L’analyse de Marshall peut être considérée comme majeure, mais aussi plus intuitive que rigoureuse. Marshall fut ainsi beaucoup critiqué pour l’ambiguïté de son propos, ne distinguant pas entre les externalités affectant les mouvement de prix (par la suite appelées externalités pécuniaires) et les externalités affectant les fonctions d’utilité (par la suite appelées externalités technologiques), hésitant entre équilibre partiel et équilibre général, mêlant les données relatives à la courte période et celles qui ressortent de la longue période 34 . Pourtant, s’il s’est refusé de formaliser trop en avant son concept d’effets externes, ce n’est pas seulement par manque de rigueur, c’est aussi parce qu’il avait bien conscience des risques d’une formulation trop poussée d’une analyse du marché :

« De telles notions doivent être comprises avec une certaine largeur. Essayer de les préciser dépasse nos forces. Si nous incluons dans notre explication toutes les conditions de la vie réelle, le problème est trop lourd pour être traité ; si nous n’en choisissons qu’un petit nombre, alors, les raisonnements élaborés et subtils que nous fondons sur elle deviennent des jouets scientifiques plutôt que des outils propres à un travail pratique.
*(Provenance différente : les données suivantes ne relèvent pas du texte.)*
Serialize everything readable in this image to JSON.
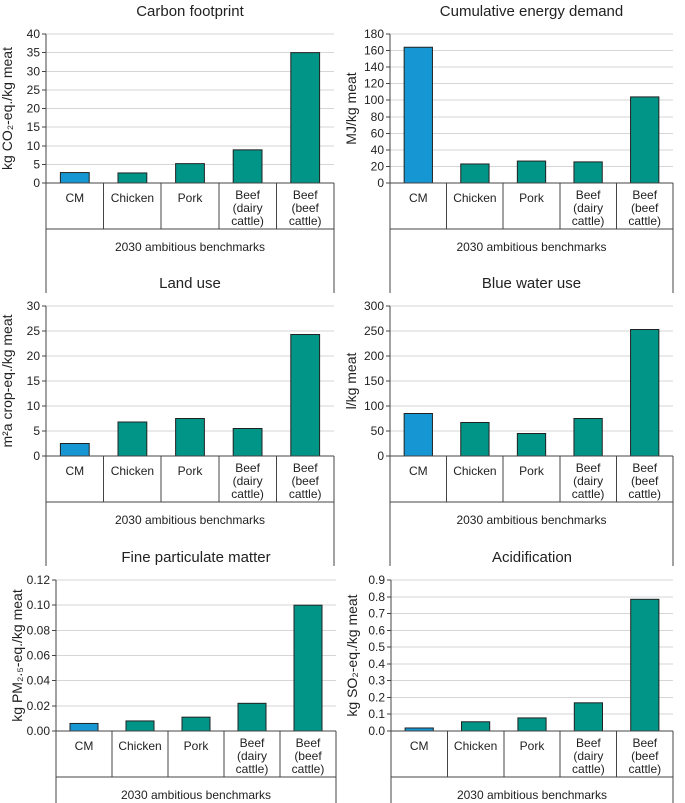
{
  "chart_data": [
    {
      "type": "bar",
      "title": "Carbon footprint",
      "ylabel": "kg CO₂-eq./kg meat",
      "group_label": "2030 ambitious benchmarks",
      "categories": [
        [
          "CM"
        ],
        [
          "Chicken"
        ],
        [
          "Pork"
        ],
        [
          "Beef",
          "(dairy",
          "cattle)"
        ],
        [
          "Beef",
          "(beef",
          "cattle)"
        ]
      ],
      "values": [
        2.8,
        2.7,
        5.2,
        8.9,
        35
      ],
      "ylim": [
        0,
        40
      ],
      "yticks": [
        "0",
        "5",
        "10",
        "15",
        "20",
        "25",
        "30",
        "35",
        "40"
      ],
      "grid": true,
      "colors": [
        "#1696d2",
        "#009587",
        "#009587",
        "#009587",
        "#009587"
      ]
    },
    {
      "type": "bar",
      "title": "Cumulative energy demand",
      "ylabel": "MJ/kg meat",
      "group_label": "2030 ambitious benchmarks",
      "categories": [
        [
          "CM"
        ],
        [
          "Chicken"
        ],
        [
          "Pork"
        ],
        [
          "Beef",
          "(dairy",
          "cattle)"
        ],
        [
          "Beef",
          "(beef",
          "cattle)"
        ]
      ],
      "values": [
        164,
        23,
        26.5,
        25.5,
        104
      ],
      "ylim": [
        0,
        180
      ],
      "yticks": [
        "0",
        "20",
        "40",
        "60",
        "80",
        "100",
        "120",
        "140",
        "160",
        "180"
      ],
      "grid": true,
      "colors": [
        "#1696d2",
        "#009587",
        "#009587",
        "#009587",
        "#009587"
      ]
    },
    {
      "type": "bar",
      "title": "Land use",
      "ylabel": "m²a crop-eq./kg meat",
      "group_label": "2030 ambitious benchmarks",
      "categories": [
        [
          "CM"
        ],
        [
          "Chicken"
        ],
        [
          "Pork"
        ],
        [
          "Beef",
          "(dairy",
          "cattle)"
        ],
        [
          "Beef",
          "(beef",
          "cattle)"
        ]
      ],
      "values": [
        2.5,
        6.8,
        7.5,
        5.5,
        24.3
      ],
      "ylim": [
        0,
        30
      ],
      "yticks": [
        "0",
        "5",
        "10",
        "15",
        "20",
        "25",
        "30"
      ],
      "grid": true,
      "colors": [
        "#1696d2",
        "#009587",
        "#009587",
        "#009587",
        "#009587"
      ]
    },
    {
      "type": "bar",
      "title": "Blue water use",
      "ylabel": "l/kg meat",
      "group_label": "2030 ambitious benchmarks",
      "categories": [
        [
          "CM"
        ],
        [
          "Chicken"
        ],
        [
          "Pork"
        ],
        [
          "Beef",
          "(dairy",
          "cattle)"
        ],
        [
          "Beef",
          "(beef",
          "cattle)"
        ]
      ],
      "values": [
        85,
        67,
        45,
        75,
        253
      ],
      "ylim": [
        0,
        300
      ],
      "yticks": [
        "0",
        "50",
        "100",
        "150",
        "200",
        "250",
        "300"
      ],
      "grid": true,
      "colors": [
        "#1696d2",
        "#009587",
        "#009587",
        "#009587",
        "#009587"
      ]
    },
    {
      "type": "bar",
      "title": "Fine particulate matter",
      "ylabel": "kg PM₂.₅-eq./kg meat",
      "group_label": "2030 ambitious benchmarks",
      "categories": [
        [
          "CM"
        ],
        [
          "Chicken"
        ],
        [
          "Pork"
        ],
        [
          "Beef",
          "(dairy",
          "cattle)"
        ],
        [
          "Beef",
          "(beef",
          "cattle)"
        ]
      ],
      "values": [
        0.006,
        0.008,
        0.011,
        0.022,
        0.1
      ],
      "ylim": [
        0,
        0.12
      ],
      "yticks": [
        "0.00",
        "0.02",
        "0.04",
        "0.06",
        "0.08",
        "0.10",
        "0.12"
      ],
      "grid": true,
      "colors": [
        "#1696d2",
        "#009587",
        "#009587",
        "#009587",
        "#009587"
      ]
    },
    {
      "type": "bar",
      "title": "Acidification",
      "ylabel": "kg SO₂-eq./kg meat",
      "group_label": "2030 ambitious benchmarks",
      "categories": [
        [
          "CM"
        ],
        [
          "Chicken"
        ],
        [
          "Pork"
        ],
        [
          "Beef",
          "(dairy",
          "cattle)"
        ],
        [
          "Beef",
          "(beef",
          "cattle)"
        ]
      ],
      "values": [
        0.018,
        0.055,
        0.078,
        0.168,
        0.785
      ],
      "ylim": [
        0,
        0.9
      ],
      "yticks": [
        "0.0",
        "0.1",
        "0.2",
        "0.3",
        "0.4",
        "0.5",
        "0.6",
        "0.7",
        "0.8",
        "0.9"
      ],
      "grid": true,
      "colors": [
        "#1696d2",
        "#009587",
        "#009587",
        "#009587",
        "#009587"
      ]
    }
  ]
}
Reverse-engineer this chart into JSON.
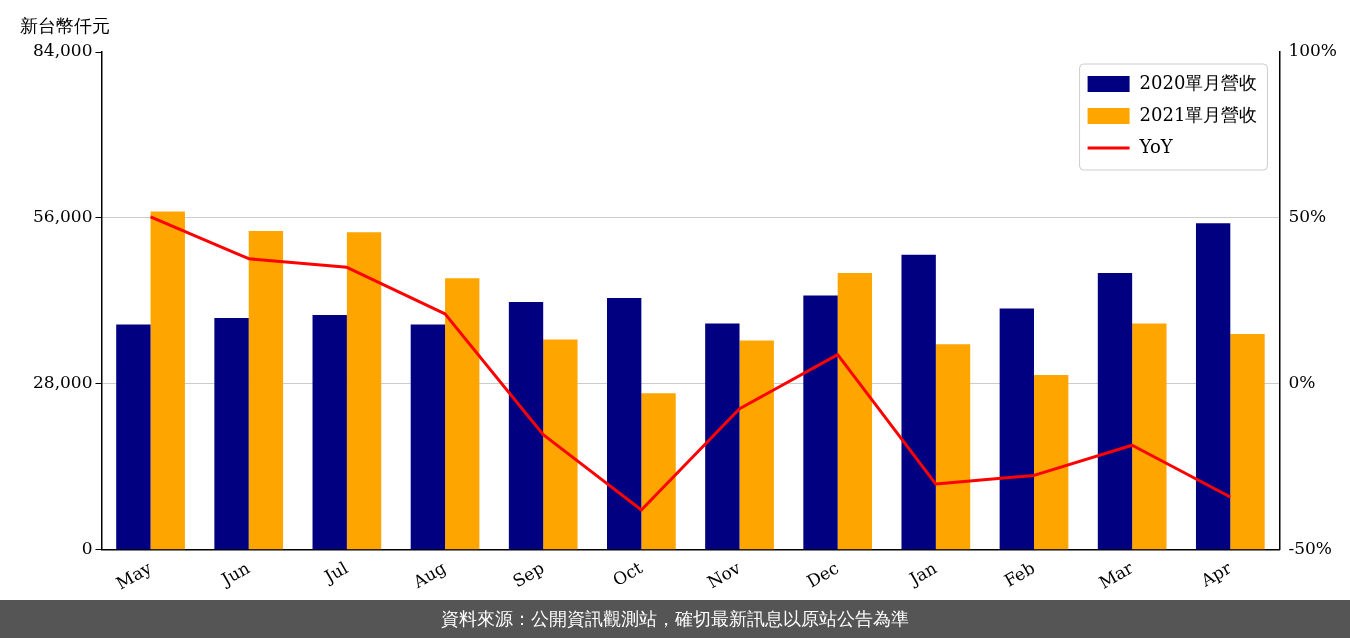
{
  "chart_data": {
    "type": "bar",
    "ylabel": "新台幣仟元",
    "categories": [
      "May",
      "Jun",
      "Jul",
      "Aug",
      "Sep",
      "Oct",
      "Nov",
      "Dec",
      "Jan",
      "Feb",
      "Mar",
      "Apr"
    ],
    "series": [
      {
        "name": "2020單月營收",
        "color": "#000080",
        "values": [
          38000,
          39100,
          39600,
          38000,
          41800,
          42500,
          38200,
          42900,
          49800,
          40700,
          46700,
          55100
        ]
      },
      {
        "name": "2021單月營收",
        "color": "#ffa500",
        "values": [
          57100,
          53800,
          53600,
          45800,
          35500,
          26400,
          35300,
          46700,
          34700,
          29500,
          38200,
          36400
        ]
      },
      {
        "name": "YoY",
        "type": "line",
        "axis": "y2",
        "color": "#ff0000",
        "values": [
          50.3,
          37.7,
          35.1,
          21.1,
          -15.3,
          -38,
          -7.5,
          8.8,
          -30.2,
          -27.6,
          -18.5,
          -34.1
        ]
      }
    ],
    "ylim": [
      0,
      84000
    ],
    "yticks": [
      0,
      {
        "value": 28000,
        "label": "28,000"
      },
      {
        "value": 56000,
        "label": "56,000"
      },
      {
        "value": 84000,
        "label": "84,000"
      }
    ],
    "y2lim": [
      -50,
      100
    ],
    "y2ticks": [
      {
        "value": -50,
        "label": "-50%"
      },
      {
        "value": 0,
        "label": "0%"
      },
      {
        "value": 50,
        "label": "50%"
      },
      {
        "value": 100,
        "label": "100%"
      }
    ],
    "grid": "y",
    "legend": "top right",
    "marker": "none",
    "line_style": "solid",
    "annotations": [
      "資料來源：公開資訊觀測站，確切最新訊息以原站公告為準"
    ]
  }
}
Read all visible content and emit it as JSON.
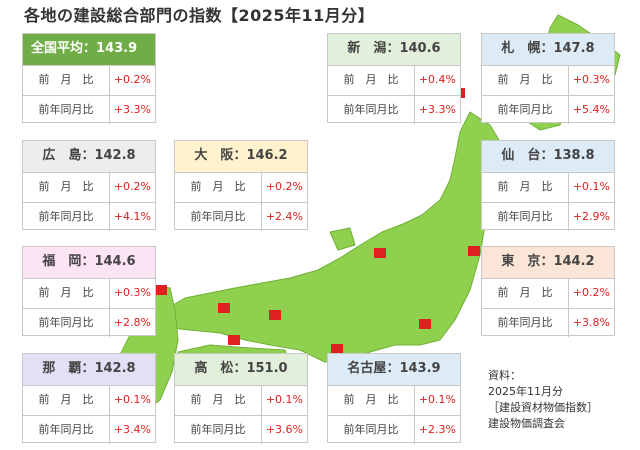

« La théorie de l’équilibre stable de la demande et de l’offre normales nous aide sans doute à préciser nos idées, et dans ses stades élémentaires elle ne diverge pas assez des faits réels de la vie pour être incapable de donner un tableau assez fidèle des principales méthodes d’action du groupe le plus puissant et le plus permanent des forces économiques. Mais lorsque nous la poussons jusqu’à ses formes les plus lointaines et les plus compliquées, elle échappe aux conditions réelles de la vie. En effet, nous touchons ici au thème supérieur du progrès ; et c’est donc ici qu’il importe particulièrement de se rappeler que les problèmes économiques reçoivent une présentation imparfaite lorsqu’on les traite comme des problèmes d’équilibre statique, et non pas de croissance organique. Car bien que le seul traitement statique puisse donner à notre pensée netteté et précision, et qu’il constitue donc une introduction nécessaire à un traitement plus philosophique de la société comme un organisme, encore n’est-il qu’une introduction.

‘« La théorie statique de l’équilibre n’est donc qu’une introduction aux études économiques ; et même à peine une introduction à l’étude de l’évolution et du développement des industries qui manifestent une tendance aux rendements croissants. Ses limites sont si rarement aperçues, particulièrement par ceux qui les abordent d’un point de vue abstrait, qu’il est dangereux de lui donner une forme trop précise 35  ». ’

Ces réserves, cette prudence, méritent d’être rappelées. A la suite de Marshall le concept d’externalité était né, et il allait être développé bien plus en avant pour tenter d’intégrer la dimension sociale dans la théorie de l’optimum.

Notes
30.

MARSHALL, Alfred (1920), Principles of Economics, Londres, Macmillan, XXXIV-871p.

31.

L’analyse de cette question sera approfondie bien plus tard par Romer (1986 et 1990), voir DELVERT, Karine (1994), Archéologie des effets externes, mémoire de maîtrise d'analyse économique sous la direction d'Yves Crozet, Université Lumière Lyon2.

32.

Nous reviendrons sur cette suggestion plus dans le détail lorsque nous arriverons au bout de notre travail.

33.

LAFFONT, J. J. (1977), Effet externes et théorie économique, monographies du séminaire d’économétrie, éditions du CNRS.

34.

voir JESSUA, Claude (1968), Coûts sociaux et coûts privés, Paris, Presses Universitaires de France, p. 130, ainsi que SCHUMPETER, J. (1954), Histoire de l’analyse économique, Gallimard..

35.

MARSHALL, Alfred (1920), Principles of Economics, Londres, Macmillan, XXXIV-871 p, pp. 460-461.